Sharply funny, yet an unabashed tear-jerker, it pits the prickly PL Travers (a magnificent Emma Thompson) against Walt Disney (Tom Hanks) in a tooth-and-nail combat to prevent the Hollwood mogul from turning her beloved literary creation into a "cavorting and tinkling" cartoon character.

Not only did Hanks (below) close the festival, he also opened it with biopic Captain Phillips. In Paul Greengrass's nail-bitingly tense drama about the 2009 hijacking of a US cargo ship by Somali pirates, he gives one of the best performances of his career.

There was a far more exciting line-up to this 53rd London Film Festival (LFF) compared with last year's, although many of the films had already been showcased at other film festivals or were due for general release during the festival itself - which seems a bit of a cheek.

But it did provide the chance to see what could prove next year's Oscars frontrunner, Steve McQueen's unrelenting 12 Years A Slave. It's a brutal and graphically violent account of the real-life story of Solomon Northup, a free black man from upstate New York who was abducted and sold into slavery in the 1800s.

It should earn Chiwetel Ejiofor an Oscar nomination for his remarkable performance as Northup.

Be prepared to laugh, cry and be enraged by Stephen Frears's film Philomena. It's another true story, this time of an Irish Catholic woman (Judi Dench) who decided to find her son more than 50 years after he was taken away from her in a convent.

She enlisted the help of ex-BBC journalist Martin Sixsmith, played superbly by Steve Coogan (above left), with the latter making an odd but inspired pairing with Dench.

Alfonso Cuaron's gripping space thriller Gravity, which stars Sandra Bullock and George Clooney as stranded astronauts battling for survival, is a breath-taking visual delight, while JC Chandor's virtually dialogue-free All Is Lost features Robert Redford in a leaking boat for over an hour-and-a-half in what must be his most physically gruelling role to date. It is surprisingly compelling - just think Life Of Pi minus the tiger.

Also strangely riveting is Tracks. It's based on the true tale of Robyn Davidson who, in 1977, trekked more than 1,500 miles by foot across the Australian outback accompanied by three camels and her dog. Mia Wasikowska is luminous as the fiercely independent but emotionally fragile Davidson.

Actor Joseph Gordon-Levitt shows thrilling promise in his directorial debut film Don Jon.
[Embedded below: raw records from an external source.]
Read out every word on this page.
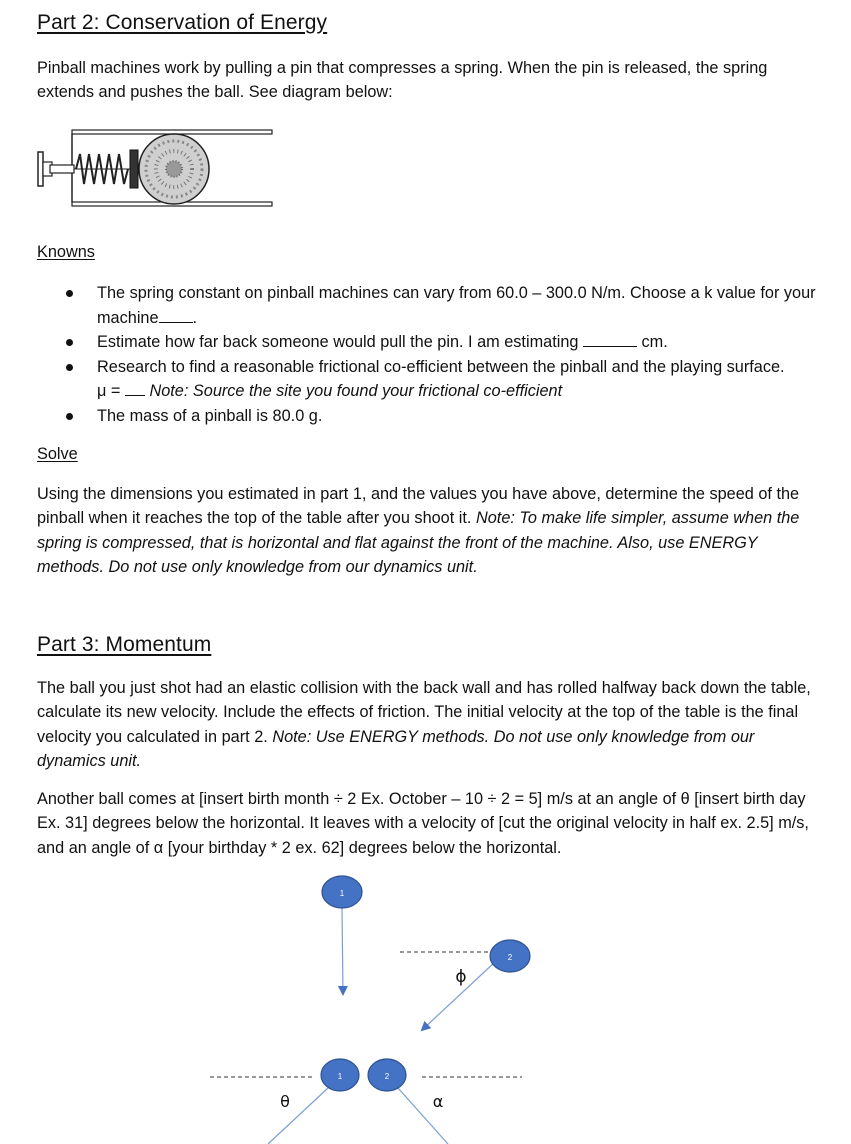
Part 2: Conservation of Energy

Pinball machines work by pulling a pin that compresses a spring. When the pin is released, the spring extends and pushes the ball. See diagram below:

Knowns
The spring constant on pinball machines can vary from 60.0 – 300.0 N/m. Choose a k value for your machine .
Estimate how far back someone would pull the pin. I am estimating	cm.
Research to find a reasonable frictional co-efficient between the pinball and the playing surface.
μ =  Note: Source the site you found your frictional co-efficient
The mass of a pinball is 80.0 g.
Solve

Using the dimensions you estimated in part 1, and the values you have above, determine the speed of the pinball when it reaches the top of the table after you shoot it. Note: To make life simpler, assume when the spring is compressed, that is horizontal and flat against the front of the machine. Also, use ENERGY methods. Do not use only knowledge from our dynamics unit.

Part 3: Momentum

The ball you just shot had an elastic collision with the back wall and has rolled halfway back down the table, calculate its new velocity. Include the effects of friction. The initial velocity at the top of the table is the final velocity you calculated in part 2. Note: Use ENERGY methods. Do not use only knowledge from our dynamics unit.

Another ball comes at [insert birth month ÷ 2 Ex. October – 10 ÷ 2 = 5] m/s at an angle of θ [insert birth day Ex. 31] degrees below the horizontal. It leaves with a velocity of [cut the original velocity in half ex. 2.5] m/s, and an angle of α [your birthday * 2 ex. 62] degrees below the horizontal.

1
2
1	2
ϕ
θ	α
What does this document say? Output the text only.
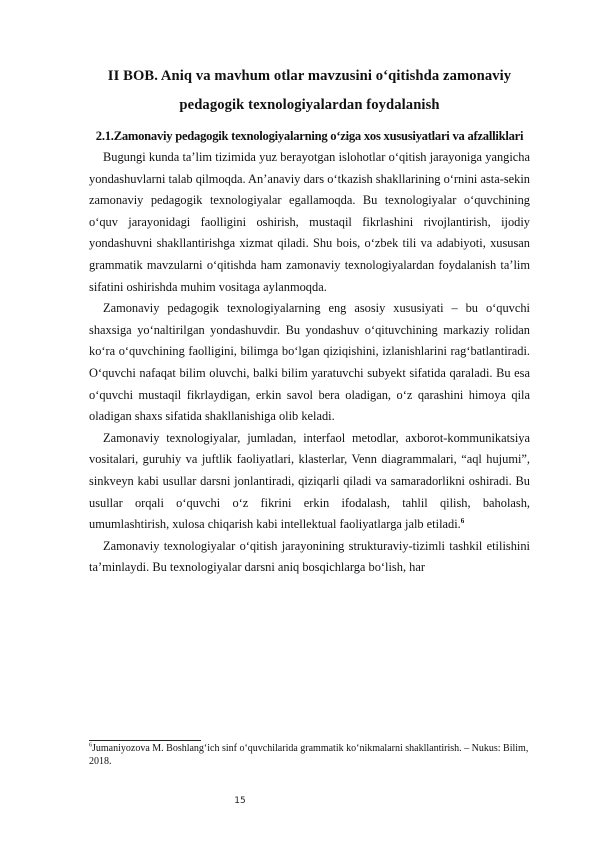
II BOB. Aniq va mavhum otlar mavzusini o‘qitishda zamonaviy pedagogik texnologiyalardan foydalanish
2.1.Zamonaviy pedagogik texnologiyalarning o‘ziga xos xususiyatlari va afzalliklari

Bugungi kunda ta’lim tizimida yuz berayotgan islohotlar o‘qitish jarayoniga yangicha yondashuvlarni talab qilmoqda. An’anaviy dars o‘tkazish shakllarining o‘rnini asta-sekin zamonaviy pedagogik texnologiyalar egallamoqda. Bu texnologiyalar o‘quvchining o‘quv jarayonidagi faolligini oshirish, mustaqil fikrlashini rivojlantirish, ijodiy yondashuvni shakllantirishga xizmat qiladi. Shu bois, o‘zbek tili va adabiyoti, xususan grammatik mavzularni o‘qitishda ham zamonaviy texnologiyalardan foydalanish ta’lim sifatini oshirishda muhim vositaga aylanmoqda.

Zamonaviy pedagogik texnologiyalarning eng asosiy xususiyati – bu o‘quvchi shaxsiga yo‘naltirilgan yondashuvdir. Bu yondashuv o‘qituvchining markaziy rolidan ko‘ra o‘quvchining faolligini, bilimga bo‘lgan qiziqishini, izlanishlarini rag‘batlantiradi. O‘quvchi nafaqat bilim oluvchi, balki bilim yaratuvchi subyekt sifatida qaraladi. Bu esa o‘quvchi mustaqil fikrlaydigan, erkin savol bera oladigan, o‘z qarashini himoya qila oladigan shaxs sifatida shakllanishiga olib keladi.

Zamonaviy texnologiyalar, jumladan, interfaol metodlar, axborot-kommunikatsiya vositalari, guruhiy va juftlik faoliyatlari, klasterlar, Venn diagrammalari, “aql hujumi”, sinkveyn kabi usullar darsni jonlantiradi, qiziqarli qiladi va samaradorlikni oshiradi. Bu usullar orqali o‘quvchi o‘z fikrini erkin ifodalash, tahlil qilish, baholash, umumlashtirish, xulosa chiqarish kabi intellektual faoliyatlarga jalb etiladi.$^6$

Zamonaviy texnologiyalar o‘qitish jarayonining strukturaviy-tizimli tashkil etilishini ta’minlaydi. Bu texnologiyalar darsni aniq bosqichlarga bo‘lish, har

$^6$Jumaniyozova M. Boshlang‘ich sinf o‘quvchilarida grammatik ko‘nikmalarni shakllantirish. – Nukus: Bilim, 2018.

15
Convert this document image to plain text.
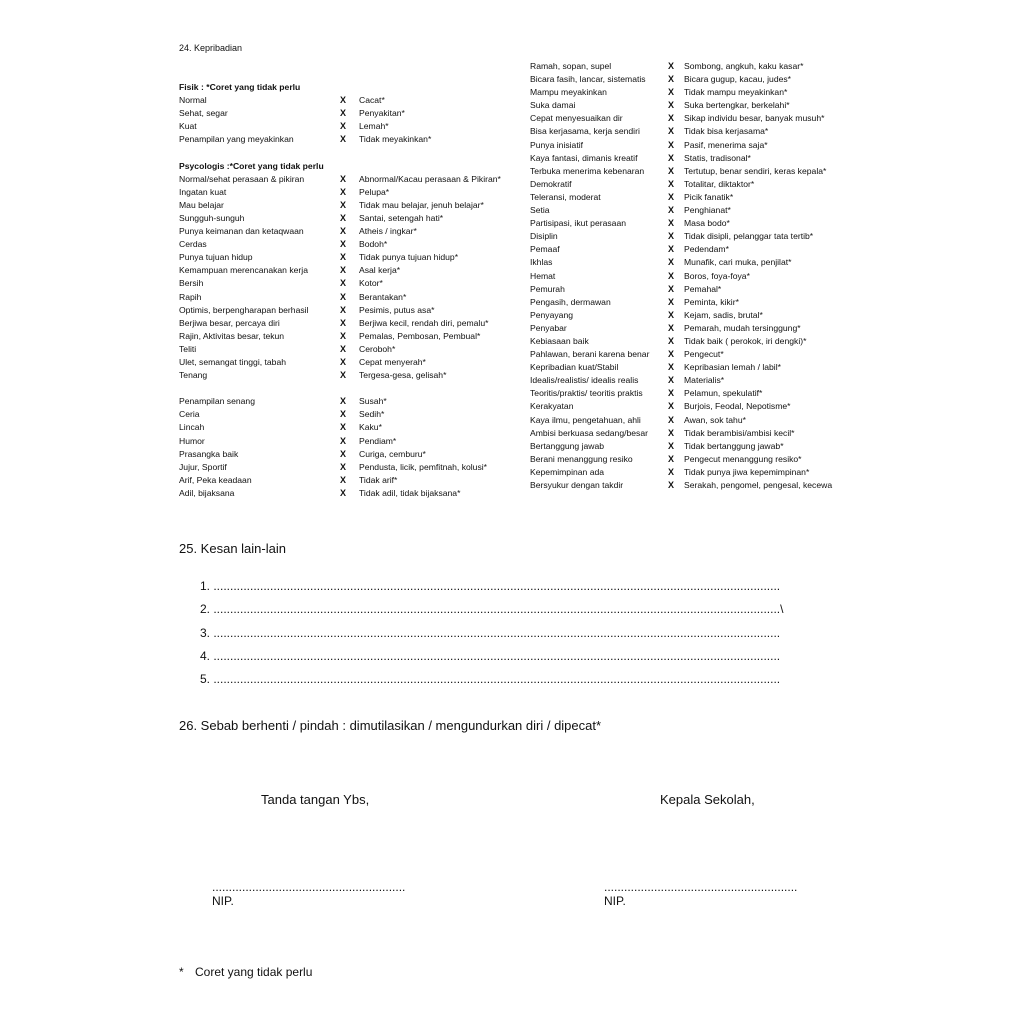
24. Kepribadian
Fisik : *Coret yang tidak perlu
Normal	X Cacat*
Sehat, segar	X Penyakitan*
Kuat	X Lemah*
Penampilan yang meyakinkan	X Tidak meyakinkan*
Psycologis :*Coret yang tidak perlu
Normal/sehat perasaan & pikiran	X Abnormal/Kacau perasaan & Pikiran*
Ingatan kuat	X Pelupa*
Mau belajar	X Tidak mau belajar, jenuh belajar*
Sungguh-sunguh	X Santai, setengah hati*
Punya keimanan dan ketaqwaan	X Atheis / ingkar*
Cerdas	X Bodoh*
Punya tujuan hidup	X Tidak punya tujuan hidup*
Kemampuan merencanakan kerja	X Asal kerja*
Bersih	X Kotor*
Rapih	X Berantakan*
Optimis, berpengharapan berhasil	X Pesimis, putus asa*
Berjiwa besar, percaya diri	X Berjiwa kecil, rendah diri, pemalu*
Rajin, Aktivitas besar, tekun	X Pemalas, Pembosan, Pembual*
Teliti	X Ceroboh*
Ulet, semangat tinggi, tabah	X Cepat menyerah*
Tenang	X Tergesa-gesa, gelisah*
Penampilan senang	X Susah*
Ceria	X Sedih*
Lincah	X Kaku*
Humor	X Pendiam*
Prasangka baik	X Curiga, cemburu*
Jujur, Sportif	X Pendusta, licik, pemfitnah, kolusi*
Arif, Peka keadaan	X Tidak arif*
Adil, bijaksana	X Tidak adil, tidak bijaksana*
Ramah, sopan, supel	X Sombong, angkuh, kaku kasar*
Bicara fasih, lancar, sistematis X Bicara gugup, kacau, judes*
Mampu meyakinkan	X Tidak mampu meyakinkan*
Suka damai	X Suka bertengkar, berkelahi*
Cepat menyesuaikan dir	X Sikap individu besar, banyak musuh*
Bisa kerjasama, kerja sendiri	X Tidak bisa kerjasama*
Punya inisiatif	X Pasif, menerima saja*
Kaya fantasi, dimanis kreatif	X Statis, tradisonal*
Terbuka menerima kebenaran	X Tertutup, benar sendiri, keras kepala*
Demokratif	X Totalitar, diktaktor*
Teleransi, moderat	X Picik fanatik*
Setia	X Penghianat*
Partisipasi, ikut perasaan	X Masa bodo*
Disiplin	X Tidak disipli, pelanggar tata tertib*
Pemaaf	X Pedendam*
Ikhlas	X Munafik, cari muka, penjilat*
Hemat	X Boros, foya-foya*
Pemurah	X Pemahal*
Pengasih, dermawan	X Peminta, kikir*
Penyayang	X Kejam, sadis, brutal*
Penyabar	X Pemarah, mudah tersinggung*
Kebiasaan baik	X Tidak baik ( perokok, iri dengki)*
Pahlawan, berani karena benar X Pengecut*
Kepribadian kuat/Stabil	X Kepribasian lemah / labil*
Idealis/realistis/ idealis realis	X Materialis*
Teoritis/praktis/ teoritis praktis	X Pelamun, spekulatif*
Kerakyatan	X Burjois, Feodal, Nepotisme*
Kaya ilmu, pengetahuan, ahli	X Awan, sok tahu*
Ambisi berkuasa sedang/besar X Tidak berambisi/ambisi kecil*
Bertanggung jawab	X Tidak bertanggung jawab*
Berani menanggung resiko	X Pengecut menanggung resiko*
Kepemimpinan ada	X Tidak punya jiwa kepemimpinan*
Bersyukur dengan takdir	X Serakah, pengomel, pengesal, kecewa
25. Kesan lain-lain
1. ..........................................................................................................................................................................
2. ..........................................................................................................................................................................\
3. ..........................................................................................................................................................................
4. ..........................................................................................................................................................................
5. ..........................................................................................................................................................................
26. Sebab berhenti / pindah : dimutilasikan / mengundurkan diri / dipecat*
Tanda tangan Ybs,	Kepala Sekolah,
..........................................................	..........................................................
NIP.	NIP.
* Coret yang tidak perlu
He plays a young Catholic lothario who, despite his success with the ladies, is addicted to porn. Left emotionally void and running off to confession every week, his travails make for a film that's smart, edgy and hilarious.

LFF veteran Alexander Payne's latest film Nebraska was one of the festival's highlights. Shot in black and white it chronicles a road trip by a father and son from Montana to Nebraska in search of a non-existent fortune. Starring Bruce Dern, June Squibb and Stacy Keach it is totally sublime.

Pawel Pawlikowski's Ida about faith, Polish Jews and the Holocaust won this year's best film prize while Rob Brown's debut feature Sixteen, an urban thriller whose protagonist is a former child soldier in the Congo, is also well worth looking out for.